Two patrol parties with six members each, stay at the last patrolling point, Dibhrughata. However, these guards are only able to patrol during the day covering around 12-13 kilometres in their respective beats.
Birendra Singh Rothan, secretary of Forest Guards’ Association in Chamoli, who is posted in NDBR, said that patrolling is carried out in areas like Dharasi, Lataghan and Lata. “If there is less snow, we are able to patrol till 3,500- 4,000 metres above the sea level in the core area of the national park,” said Rothan.

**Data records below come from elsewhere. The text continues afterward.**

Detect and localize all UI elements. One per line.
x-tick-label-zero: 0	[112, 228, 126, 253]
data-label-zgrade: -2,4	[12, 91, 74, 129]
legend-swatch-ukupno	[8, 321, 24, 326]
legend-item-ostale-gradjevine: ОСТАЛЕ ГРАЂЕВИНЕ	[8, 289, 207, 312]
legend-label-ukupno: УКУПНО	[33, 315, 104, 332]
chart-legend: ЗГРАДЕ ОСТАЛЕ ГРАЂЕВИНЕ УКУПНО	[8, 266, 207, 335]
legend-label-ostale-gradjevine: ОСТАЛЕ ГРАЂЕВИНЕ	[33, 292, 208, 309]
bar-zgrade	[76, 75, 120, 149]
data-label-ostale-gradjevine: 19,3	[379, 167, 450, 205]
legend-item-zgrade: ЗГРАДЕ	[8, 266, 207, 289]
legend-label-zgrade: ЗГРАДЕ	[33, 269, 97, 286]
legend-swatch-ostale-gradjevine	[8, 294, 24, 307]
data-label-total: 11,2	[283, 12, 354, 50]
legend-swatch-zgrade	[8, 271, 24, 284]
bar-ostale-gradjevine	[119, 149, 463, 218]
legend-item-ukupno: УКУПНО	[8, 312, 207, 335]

He added that chances of poaching are high during winters due to which patrolling is intensified. But guards lack basic equipment and gear, including snow boots. “We have around 40 snow boots for patrolling in the area. These are allowed to be uses by guards in batches,” said Rothan. He added that the guards have to wait at checkpoints till the first team comes back so that they can use the boots.
Rajendra Kunwar, another forest guard posted at the Peing beat in the park at a height of 2,400m, said that forest guards are not able to patrol at night during winter months because of lack of sleeping bags. However, jackets and warm socks are provided for day patrolling.